Dans quelle mesure le marché sous-régional des titres publics est-il en mesure de financer les États à un coût réduit et de manière durable ?

Cette problématique, qui a suscité de vives discussions et fait l’objet d’un panel de haut niveau lors de la 8ème édition des Rencontres du Marché des Titres Publics (REMTP 2026), s’est déroulée à Lomé, au Togo, du 27 au 28 janvier dernier, revêt une importance particulière dans le contexte actuel. Cela est d’autant plus pertinent que le marché se prépare à lever des volumes d’émissions inédits cette année, ce qui soulève des interrogations cruciales.

Le thème choisi pour cette édition, « Absorber plus, coûter moins : comment renforcer la capacité d’absorption du marché UEMOA ? », a été si opportun, étant donné qu’UMOA-Titres a annoncé un engagement ambitieux avec un volume d’émissions de titres publics d’environ 15 000 milliards de FCFA pour cette année, dont la majeure partie, soit plus de 12 000 milliards, sera générée via des adjudications au bénéfice des États membres de l’Union. Ce niveau d’émission, qui n’a jamais été atteint précédemment, pose de manière pressante la question de savoir si le marché régional peut réellement absorber une telle quantité d’émissions supplémentaires sans générer des tensions trop importantes sur les taux d’intérêt, ce qui pourrait avoir des répercussions sur la stabilité fiscale et économique de la région.

A la manœuvre pour la conduite des échanges qui ont notamment porté sur les mécanismes de mobilisation de l’épargne, la diversification des investisseurs institutionnels, l’optimisation des instruments financiers, entre autres, Ababacar S. Diaw, Administrateur Directeur Général d’Impaxis Securities  a d’abord fait une mise en contexte, pour mettre en lumière un constat partagé : la soutenabilité du financement souverain dans l’UEMOA passe désormais moins par l’augmentation des volumes que par la capacité du marché à se transformer.​

En d’autres termes, dit-il avec une certaine gravité, « La performance du marché économique, dans le paysage financier actuel, repose encore fortement sur des maturités courtes, ce qui signifie que les investisseurs ont tendance à privilégier des engagements à court terme plutôt que des placements à long terme, ce qui pourrait engendrer des défis à l’avenir. De plus, cette situation est marquée par une concentration du portage sur les acteurs des bilans bancaires, ce qui signifie que les grandes institutions financières assumeraient une part disproportionnée des risques et des responsabilités.

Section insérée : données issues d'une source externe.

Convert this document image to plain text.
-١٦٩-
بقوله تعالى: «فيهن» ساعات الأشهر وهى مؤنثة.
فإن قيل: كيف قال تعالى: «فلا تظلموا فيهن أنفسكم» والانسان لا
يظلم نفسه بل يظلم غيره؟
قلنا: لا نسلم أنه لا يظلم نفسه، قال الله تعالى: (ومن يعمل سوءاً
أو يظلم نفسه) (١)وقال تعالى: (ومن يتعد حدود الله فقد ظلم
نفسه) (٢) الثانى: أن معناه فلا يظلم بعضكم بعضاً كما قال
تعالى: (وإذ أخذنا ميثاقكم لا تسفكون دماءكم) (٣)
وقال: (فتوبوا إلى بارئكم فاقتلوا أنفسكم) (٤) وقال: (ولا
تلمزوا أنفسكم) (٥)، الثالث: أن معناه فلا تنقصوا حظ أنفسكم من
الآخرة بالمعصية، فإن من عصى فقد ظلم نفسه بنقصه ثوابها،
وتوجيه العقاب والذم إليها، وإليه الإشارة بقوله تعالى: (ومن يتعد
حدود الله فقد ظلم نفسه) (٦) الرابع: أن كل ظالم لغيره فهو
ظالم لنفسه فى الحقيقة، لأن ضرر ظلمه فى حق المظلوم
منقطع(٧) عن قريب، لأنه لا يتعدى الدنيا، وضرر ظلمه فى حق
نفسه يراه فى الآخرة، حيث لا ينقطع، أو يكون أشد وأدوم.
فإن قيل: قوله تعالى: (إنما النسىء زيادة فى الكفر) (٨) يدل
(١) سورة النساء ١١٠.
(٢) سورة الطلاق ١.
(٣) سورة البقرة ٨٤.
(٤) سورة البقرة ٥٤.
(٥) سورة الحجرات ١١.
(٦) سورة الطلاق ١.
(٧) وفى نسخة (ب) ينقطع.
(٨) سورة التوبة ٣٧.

Par ailleurs, il est crucial de noter que l’on observe une liquidité inégale sur le marché secondaire, ce qui peut créer des déséquilibres et des instabilités. Dans ce contexte complexe et parfois tumultueux, la question n’est donc plus seulement de lever des volumes de capitaux, mais renvoie aussi à la faculté du système financier régional à soutenir durablement les émissions souveraines, c’est-à-dire la capacité des pays à émettre de la dette sans que cela engendre des tensions excessives sur les taux d’intérêt ni ne provoque une concentration excessive des risques dans certaines institutions ou secteurs. Ainsi, la durabilité et la résilience de l’économie régionale dépendent d’une gestion prudente et éclairée de ces enjeux. ».

Le manque de référence (Benchmark à long terme constitue un obstacle structurel

La Directrice générale de la Caisse Régionale de Refinancement Hypothécaire de l’UEMOA (CRRH-UEMOA), Yedau Ogundélé, a récemment eu l’occasion de partager son expérience précieuse en tant qu’émetteur privé ayant une solide habitude de procéder à des émissions sur des maturités longues. Selon ses propos éclairants, « L’un des principaux obstacles au développement de la profondeur du marché réside dans la fragmentation des souches et l’absence de véritables benchmarks sur les maturités longues », mettant en lumière une problématique qui inquiète nombre d’acteurs du secteur financier. 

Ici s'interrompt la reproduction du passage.